En los años 30, en España, se fabricaban, comercializaban y utilizaban cohetes antipedrisco. Estos dispositivos, relativamente sencillos, consistían en cohetes de pólvora lanzados casi en vertical, con cargas luminosas o explosivas.

Cuando estalló la Guerra Civil en 1936, este conocimiento previo —tanto técnico como práctico— facilitó que ambos bandos experimentaran con la adaptación de cohetes a funciones militares.

El torpedo o mina antiaérea ALAS (Ejército sublevado)

Uno de los desarrollos poco conocidos del conflicto fue el torpedo antiaéreo ALAS, creado en el bando sublevado durante los primeros meses de la guerra. Su existencia se conoce no solo por documentación nacional, sino también —de forma significativa— por informes del Servicio de Información vasco, conservados en el Centro Documental de la Memoria Histórica de Salamanca.

ALAS

Desde el inicio de la contienda, los sublevados emplearon cohetes en zonas como Vitoria y Zaragoza, inicialmente con un objetivo más psicológico que destructivo: simular las explosiones de las barreras de fuego de la artillería antiaérea, compensando así la escasez de cañones modernos. Estos cohetes se emplearon incluso en algunos bous armados.

En septiembre de 1936 se dio un paso más con el desarrollo del llamado Torpedo o Mina Antiaérea ALAS, diseñado por el capitán de artillería Félix Sacristán, jefe del Servicio de Antiaeronáutica de la zona alavesa, en colaboración con la empresa Álava, de Vitoria.

El ALAS partía de un diseño de cohetes antigranizo agrícolas. Tenía un diámetro de 110mm y una longitud de 820mm, con un peso total de unos 7kg.

Curiosamente, las toberas de salida de los gases estaban en su cabeza, no en su base, para evitar problemas con el desplazamiento del centro de gravedad a medida que se consumía la pólvora, mejorando la estabilidad. Además, el cohete contaba con cuatro aletas y un timón estabilizador automático.

La propulsión se lograba mediante pólvora, y contaba con un sistema de encendido eléctrico.

En febrero de 1937, el Estado Mayor del Ejército del Norte republicano informaba de que el enemigo disponía de “baterías de torpedos aéreos” junto a cañones automáticos de 20 mm. El 22 de febrero de 1937, un Breguet republicano fue alcanzado por un cohete ALAS en el sector Escamplero–Oviedo, resultando heridos dos tripulantes, uno de ellos de gravedad.

Durante 1937 y 1938 se realizaron diversas pruebas y despliegues:

  • Envío de cohetes a Cádiz para experimentación en la Escuela Central de Tiro.
  • Instalación de siete emplazamientos en el aeródromo de Logroño.
  • Demostración ante oficiales de la Legión Cóndor en Salamanca en agosto de 1938, donde incluso se estudió un futuro sistema de radiocontrol Marconi.

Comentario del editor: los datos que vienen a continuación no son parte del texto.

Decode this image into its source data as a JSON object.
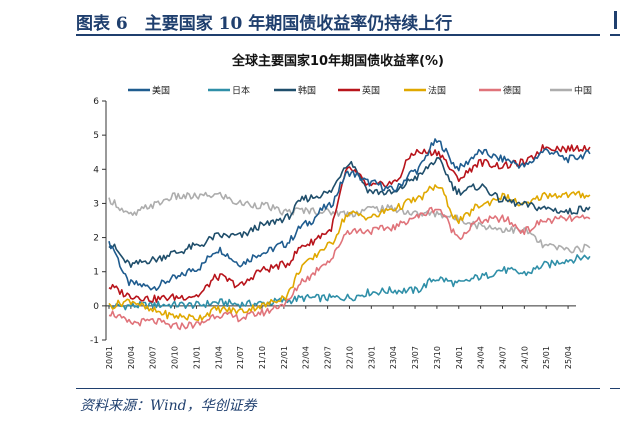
{
  "figure": {
    "title": "图表 6　主要国家 10 年期国债收益率仍持续上行",
    "source": "资料来源：Wind，华创证券"
  },
  "chart_data": {
    "type": "line",
    "title": "全球主要国家10年期国债收益率(%)",
    "xlabel": "",
    "ylabel": "",
    "ylim": [
      -1,
      6
    ],
    "yticks": [
      -1,
      0,
      1,
      2,
      3,
      4,
      5,
      6
    ],
    "grid": false,
    "legend_position": "top",
    "x_tick_labels": [
      "20/01",
      "20/04",
      "20/07",
      "20/10",
      "21/01",
      "21/04",
      "21/07",
      "21/10",
      "22/01",
      "22/04",
      "22/07",
      "22/10",
      "23/01",
      "23/04",
      "23/07",
      "23/10",
      "24/01",
      "24/04",
      "24/07",
      "24/10",
      "25/01",
      "25/04"
    ],
    "x": [
      "20/01",
      "20/04",
      "20/07",
      "20/10",
      "21/01",
      "21/04",
      "21/07",
      "21/10",
      "22/01",
      "22/04",
      "22/07",
      "22/10",
      "23/01",
      "23/04",
      "23/07",
      "23/10",
      "24/01",
      "24/04",
      "24/07",
      "24/10",
      "25/01",
      "25/04",
      "25/06"
    ],
    "series": [
      {
        "name": "美国",
        "color": "#1f5c8f",
        "values": [
          1.8,
          0.65,
          0.55,
          0.8,
          1.1,
          1.65,
          1.25,
          1.55,
          1.8,
          2.4,
          2.9,
          3.9,
          3.6,
          3.4,
          3.95,
          4.8,
          4.05,
          4.5,
          4.3,
          4.1,
          4.55,
          4.3,
          4.45
        ]
      },
      {
        "name": "日本",
        "color": "#2f8fa8",
        "values": [
          -0.02,
          0.0,
          0.03,
          0.03,
          0.02,
          0.1,
          0.05,
          0.07,
          0.15,
          0.23,
          0.23,
          0.25,
          0.4,
          0.45,
          0.45,
          0.8,
          0.65,
          0.85,
          1.05,
          0.95,
          1.2,
          1.35,
          1.45
        ]
      },
      {
        "name": "韩国",
        "color": "#1f4e6b",
        "values": [
          1.8,
          1.2,
          1.35,
          1.55,
          1.75,
          2.05,
          2.05,
          2.35,
          2.55,
          3.15,
          3.3,
          4.2,
          3.35,
          3.3,
          3.75,
          4.25,
          3.35,
          3.5,
          3.1,
          2.95,
          2.85,
          2.75,
          2.9
        ]
      },
      {
        "name": "英国",
        "color": "#b8141b",
        "values": [
          0.55,
          0.3,
          0.2,
          0.25,
          0.3,
          0.85,
          0.6,
          1.05,
          1.2,
          1.8,
          2.15,
          4.0,
          3.5,
          3.6,
          4.5,
          4.5,
          3.75,
          4.2,
          4.1,
          4.2,
          4.65,
          4.6,
          4.65
        ]
      },
      {
        "name": "法国",
        "color": "#e0a800",
        "values": [
          0.0,
          0.15,
          -0.15,
          -0.3,
          -0.35,
          -0.1,
          -0.15,
          0.0,
          0.25,
          1.25,
          1.75,
          2.7,
          2.6,
          2.85,
          3.1,
          3.5,
          2.5,
          2.95,
          3.2,
          2.95,
          3.25,
          3.25,
          3.25
        ]
      },
      {
        "name": "德国",
        "color": "#e0737a",
        "values": [
          -0.2,
          -0.5,
          -0.45,
          -0.6,
          -0.55,
          -0.25,
          -0.35,
          -0.2,
          0.05,
          0.8,
          1.3,
          2.2,
          2.2,
          2.3,
          2.6,
          2.85,
          2.05,
          2.5,
          2.55,
          2.2,
          2.5,
          2.55,
          2.55
        ]
      },
      {
        "name": "中国",
        "color": "#adadad",
        "values": [
          3.1,
          2.65,
          2.95,
          3.2,
          3.2,
          3.25,
          3.0,
          2.95,
          2.75,
          2.8,
          2.75,
          2.7,
          2.85,
          2.85,
          2.7,
          2.7,
          2.55,
          2.35,
          2.25,
          2.2,
          1.75,
          1.65,
          1.7
        ]
      }
    ]
  }
}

Sin embargo, el proyecto fue abandonado a partir de 1938, tras construirse unos 150 cohetes y con un coste aproximado de 40000 pesetas de la época, probablemente debido a su eficacia limitada y la llegada de artillería antiaérea convencional más eficaz.

El Torpedo Aéreo republicano de José Belmonte

En el bando republicano también hubo un desarrollo similar: el Torpedo Aéreo, ideado por José Belmonte, un cabo conductor barcelonés que había combatido desde los primeros días de la guerra.

Con escasos recursos pero gran iniciativa, Belmonte desarrolló una familia de cohetes pensados para múltiples funciones: antiaérea, ataque terrestre, versiones incendiarias e incluso proyectos teóricos de torpedos marinos y cohetes de largo alcance. Las pruebas se realizaron en el litoral del Garraf, cerca de Vallcarca.

Disparo de prueba desde la costa del Garraf

El sistema era simple y portátil, contando con un tubo lanza cohetes con ruedas. La ignición se hacía con una mecha, lo que dificultaba la puntería contra objetivos móviles y rápidos, como los aviones, y tenía un alcance de entre 2 y 4 mil metros.

El cohete de ataque terrestre medía unos 70 cm, pesaba entre 5 y 6 kg y estaba dividido en tres secciones:

  • Punta ojival de cobre.
  • Cuerpo central con una granada de 2 kg, con camisa fragmentada tipo “piña”.
  • Sección trasera con la cámara de gases y tres aletas estabilizadoras.

El estallido se producía por percusión al impactar o, en caso de fallo, mediante una mecha retardada. La versión antiaérea era más larga y con mayor carga, pero seguía careciendo de sistemas de guía o de detonación de proximidad. Alcanzaba una velocidad de 700km/h.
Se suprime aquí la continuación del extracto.